Maroc : RSF dénonce la répression des journalistes

IL FAIT PASSER LES JOURNALISTES CRITIQUES POUR DE « VULGAIRES DÉLINQUANTS » POUR LES DISCRÉDITER : Le Makhzen mis à nu par RSF

Pour neutraliser les journalistes critiques et affaiblir les combats pour les droits humains comme celui des femmes, le Maroc sombre dans une hystérie qui semble dépasser toutes les bornes de la bienséance et le respect de la moralité des sujets de Sa Majesté.

Dans une vidéo publiée le 18 janvier dernier sur sa page Twitter, Reporters sans frontières (RSF) dénonce ce qu’elle a qualifié de campagne honteuse contre les journalistes qui dérangent, « et qui deviennent subitement des délinquants », encourant des condamnations infamantes à l’instar de celles rendues dans des affaires d’adultère, d’agression sexuelles, de viol, de traites d’êtres humains ou encore d’avortement illégal. Dans sa vidéo, RSF cite le cas de 6 journalistes qui ont payé pour leurs positions critiques en devenant la cible d’un véritable harcèlement judiciaire orchestré par le Makhzen et mené par la Brigade nationale de la police judiciaire et la justice.

Parmi les cas qu’elle a relevés figure celui de Maati Mounib un opposant, journaliste et militant des droits de l’Homme qui croupit en prison depuis le 29 décembre dernier pour une accusation de blanchiment d’argent. Son cas n’est pas isolé et la machine répressive du Makhzen a orchestré une véritable campagne de harcèlement judiciaire et de dénigrement contre tous ceux qui dérangent. L’astuce pour mettre la machine punitive en marche sont des accusations ayant un lien avec les bonnes mœurs, comme les agressions sexuelles, les viols, la traite des êtres humains ou encore l’avortement.

Ces délits qui sont mal vus par la société marocaine et lourdement sanctionnés par les lois du royaume sont utilisés par le Makhzen pour décrédibiliser le journaliste, tuer symboliquement l’opposant et décourager ses potentiels soutiens.

La vidéo de l’ONG cite également le cas du directeur de publication du quotidien Akhbar El-youm, son rédacteur en chef et une journaliste qui font l’objet de harcèlement judiciaire pour des motifs comme l’adultère, l’avortement, l’agression sexuelle ou encore la traite d’êtres humains.

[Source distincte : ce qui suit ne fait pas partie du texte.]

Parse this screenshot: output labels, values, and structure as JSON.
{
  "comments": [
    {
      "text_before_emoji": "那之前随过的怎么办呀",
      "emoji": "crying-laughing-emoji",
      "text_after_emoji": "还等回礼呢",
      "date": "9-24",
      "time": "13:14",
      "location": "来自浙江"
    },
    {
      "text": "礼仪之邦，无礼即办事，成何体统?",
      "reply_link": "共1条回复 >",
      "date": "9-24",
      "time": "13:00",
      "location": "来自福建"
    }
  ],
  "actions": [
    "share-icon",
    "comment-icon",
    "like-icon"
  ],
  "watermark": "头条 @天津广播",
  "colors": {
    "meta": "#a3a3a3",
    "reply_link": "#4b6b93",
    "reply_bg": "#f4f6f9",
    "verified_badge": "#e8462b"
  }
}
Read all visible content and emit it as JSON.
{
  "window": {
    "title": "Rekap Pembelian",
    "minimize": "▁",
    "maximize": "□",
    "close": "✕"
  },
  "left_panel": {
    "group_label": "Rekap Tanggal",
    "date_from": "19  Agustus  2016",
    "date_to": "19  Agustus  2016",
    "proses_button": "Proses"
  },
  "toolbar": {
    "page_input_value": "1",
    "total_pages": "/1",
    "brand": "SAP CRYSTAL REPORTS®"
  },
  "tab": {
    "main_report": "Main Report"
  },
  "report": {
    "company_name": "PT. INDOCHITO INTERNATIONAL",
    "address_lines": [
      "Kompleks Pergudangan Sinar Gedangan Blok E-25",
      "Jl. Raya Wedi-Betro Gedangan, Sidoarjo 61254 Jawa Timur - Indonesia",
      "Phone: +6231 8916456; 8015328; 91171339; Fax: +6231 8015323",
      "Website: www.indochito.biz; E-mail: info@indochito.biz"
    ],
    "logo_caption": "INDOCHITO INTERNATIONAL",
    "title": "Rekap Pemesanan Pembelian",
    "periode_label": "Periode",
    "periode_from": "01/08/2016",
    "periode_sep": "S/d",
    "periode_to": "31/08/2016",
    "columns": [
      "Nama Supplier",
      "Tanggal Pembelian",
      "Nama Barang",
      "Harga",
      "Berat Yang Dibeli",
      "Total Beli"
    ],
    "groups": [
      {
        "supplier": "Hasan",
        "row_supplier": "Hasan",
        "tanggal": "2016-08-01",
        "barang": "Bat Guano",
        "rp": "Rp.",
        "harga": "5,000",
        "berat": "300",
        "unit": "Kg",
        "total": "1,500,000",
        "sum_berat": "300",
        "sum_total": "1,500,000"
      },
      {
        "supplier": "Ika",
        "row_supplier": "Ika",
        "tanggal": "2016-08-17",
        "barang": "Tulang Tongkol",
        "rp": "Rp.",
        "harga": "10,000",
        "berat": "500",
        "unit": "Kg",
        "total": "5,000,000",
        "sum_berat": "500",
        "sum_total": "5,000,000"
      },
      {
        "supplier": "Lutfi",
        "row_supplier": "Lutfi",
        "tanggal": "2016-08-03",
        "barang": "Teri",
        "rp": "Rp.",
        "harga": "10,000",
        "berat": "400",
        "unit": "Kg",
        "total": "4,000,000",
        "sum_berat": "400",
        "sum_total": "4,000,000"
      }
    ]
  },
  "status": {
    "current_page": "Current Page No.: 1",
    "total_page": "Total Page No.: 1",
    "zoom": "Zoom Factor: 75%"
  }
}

Procès d’intention et chantage

Khadija Ryadi, ancienne présidente de l’Association marocaine des droits de l’Homme et plusieurs autres organisations de femmes soutiennent le combat de ces opposants et dénoncent la campagne de harcèlement qui les cible. Le document cite même des cas où l’accusation s’est appuyée sur une simple audition du plaignant au lieu d’une plainte officielle, contrairement aux dispositions du code des procédures judiciaires ou encore des pressions exercées sur les plaignants pour les pousser à ne pas se rétracter ou à retirer leur plainte.

Cette méthode n’est pas nouvelle pour le Makhzen qui l’a déjà expérimentée dans sa guerre contre les opposants. Le parti islamiste (Parti justice et développement), qui détient la majorité parlementaire a fait les frais de cette pratique qui a permis de le mettre au pas. Il y a quelques mois, la presse marocaine avait curieusement cité plusieurs affaires d’atteinte aux bonnes mœurs dans lesquelles sont cités ses députés, hommes et femmes. Un couple de parlementaires, où la femme est reconnue veuve sur les registres d’état civil s’est vue accusée d’adultère et poursuivie en justice.
Son co-accusé eut beau affirmer avec l’appui de témoins qu’il était lié à cette femme par les liens religieux de la fatiha, mais sans parvenir à faire stopper la machine judiciaire qui l’avait happé.

Aujourd’hui, le PJD détient certes la majorité dans le parlement marocain mais il est pris en otage par le Makhzen qui lui dicte la ligne à suivre, comme celle de cautionner les dérives expansionnistes du Maroc ou encore la normalisation de relations diplomatiques avec Israël.

Enfin, RSF a appelé la rapporteuse des Nations unies pour les violences faites aux femmes à présenter un rapport détaillé à l’Assemblée générale onusienne ou encore à œuvrer pour l’ouverture d’enquêtes approfondies sur ces affaires où la morale est royalement ignorée par le Makhzen et ses sbires.